A brand new organization is offering some of Notre Dame's brightest entrepreneurial graduates incentive to stay in town and work toward the improvement of South Bend. They are using their expertise to try to help solve some of the city's greatest challenges and make this community a better place.

There is a lot of talk about "brain drain" here -- talented students who leave the area after they graduate. This new organization, called enFocus -- for Entrepreneur Focus -- was created by a group of city and business leaders to combat that. enFocus will support graduates of Notre Dame's ESTEEM program who will be working on innovation projects using their skills and entrepreneurial solutions.

"These are people that have these great skills and great talents and they are willing to roll up their sleeves and go solve problems and just go into a community and be apart of something bigger than themselves," says David Murphy, the director of the ESTEEM program at Notre Dame.

The Michiana Venture Fellows, as they are being called, will graduate in August from Notre Dame's ESTEEM (Engineering, Science, and Technology Entrepreneurship Excellence Masters) program. The group of 7 fellows are tasked with solving some of the area's challenges. Each Fellow will have a business industry sponsor. The fellows will work together, using their varying expertise, on projects proposed by their sponsors -- high impact, high return on investment projects that will also benefit the South Bend community.

"For South Bend, I think there are a lot of interesting things that are going to happen in South Bend in the future and I want to be a part of that," says Fellow, Santiago Garces, "I was a boy scout so I like leaving a place better than when I found it."

Much of the projects will use technology to help boost profits and help the sponsors save money. But part of the fellow's focus will be on improving the South Bend community.

"We said it has got to be more than coming in and working for a bunch of folks who want to pay you to be consultants -- it is how do we really make this community come alive," says Murphy.

POTENTIAL PROJECT

South Bend's city government is like a giant corporation: 11hundred employees -- a $265 million a year business. So, a lot can get lost in the shuffle.
 
"Frankly, city government can use a little more entrepreneurial energy," says Gary Gilot, a sponsor and president of South Bend's Board of Public Works.

Say, for example, the water is shut off at a vacant home.
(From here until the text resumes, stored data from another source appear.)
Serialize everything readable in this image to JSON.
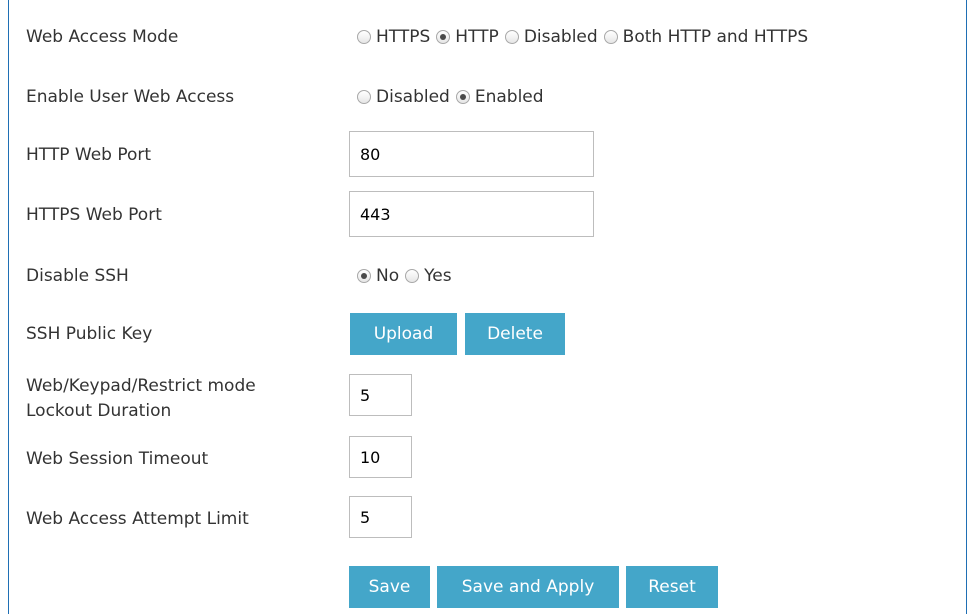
{
  "settings": {
    "web_access_mode": {
      "label": "Web Access Mode",
      "options": [
        "HTTPS",
        "HTTP",
        "Disabled",
        "Both HTTP and HTTPS"
      ],
      "selected": "HTTP"
    },
    "enable_user_web_access": {
      "label": "Enable User Web Access",
      "options": [
        "Disabled",
        "Enabled"
      ],
      "selected": "Enabled"
    },
    "http_web_port": {
      "label": "HTTP Web Port",
      "value": "80"
    },
    "https_web_port": {
      "label": "HTTPS Web Port",
      "value": "443"
    },
    "disable_ssh": {
      "label": "Disable SSH",
      "options": [
        "No",
        "Yes"
      ],
      "selected": "No"
    },
    "ssh_public_key": {
      "label": "SSH Public Key",
      "upload_label": "Upload",
      "delete_label": "Delete"
    },
    "lockout_duration": {
      "label_line1": "Web/Keypad/Restrict mode",
      "label_line2": "Lockout Duration",
      "value": "5"
    },
    "web_session_timeout": {
      "label": "Web Session Timeout",
      "value": "10"
    },
    "web_access_attempt_limit": {
      "label": "Web Access Attempt Limit",
      "value": "5"
    }
  },
  "actions": {
    "save_label": "Save",
    "save_apply_label": "Save and Apply",
    "reset_label": "Reset"
  },
  "colors": {
    "button_bg": "#44a6c9",
    "frame_border": "#1f6fb4",
    "text": "#333333"
  }
}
The water utility knows about it -- but because there are so many other departments with so much data of their own in the city -- no one else notices.

"Some days we feel like we are swimming in data without enough useful information to make smarter strategic decisions on how to run the city," says Gilot.

The hope is, the Michiana Venture Fellows can help use their innovation and entrepreneurial skills to help fix that.

"If we knew who had their water shut off for a while, wouldn't that be a nice early indicator of some of the problems we have with neighborhoods with blighted homes-- vacant and abandoned homes," says Gilot. "It would be an early indicator for code enforcement crews for issues of illegal dumping. It would be an early warning for the parks department graffiti cleanup crew. It would certainly be an early warning system to proactively allocate police department resources for safer neighborhoods. Instead of waiting for projects to snowball and become bigger and more expensive to handle."

Gilot says the fellows will help create and implement a new online, interactive dashboard of sorts that will help city departments communicate better. The city will spend $40,000 to sponsor a fellow. But Gilot says he expects a $400,000 return on investment in cost savings, improved efficiency and new revenue.

"They could be working anywhere, but they could work on some of our challenges in local government and help us do what we do better," says Gilot.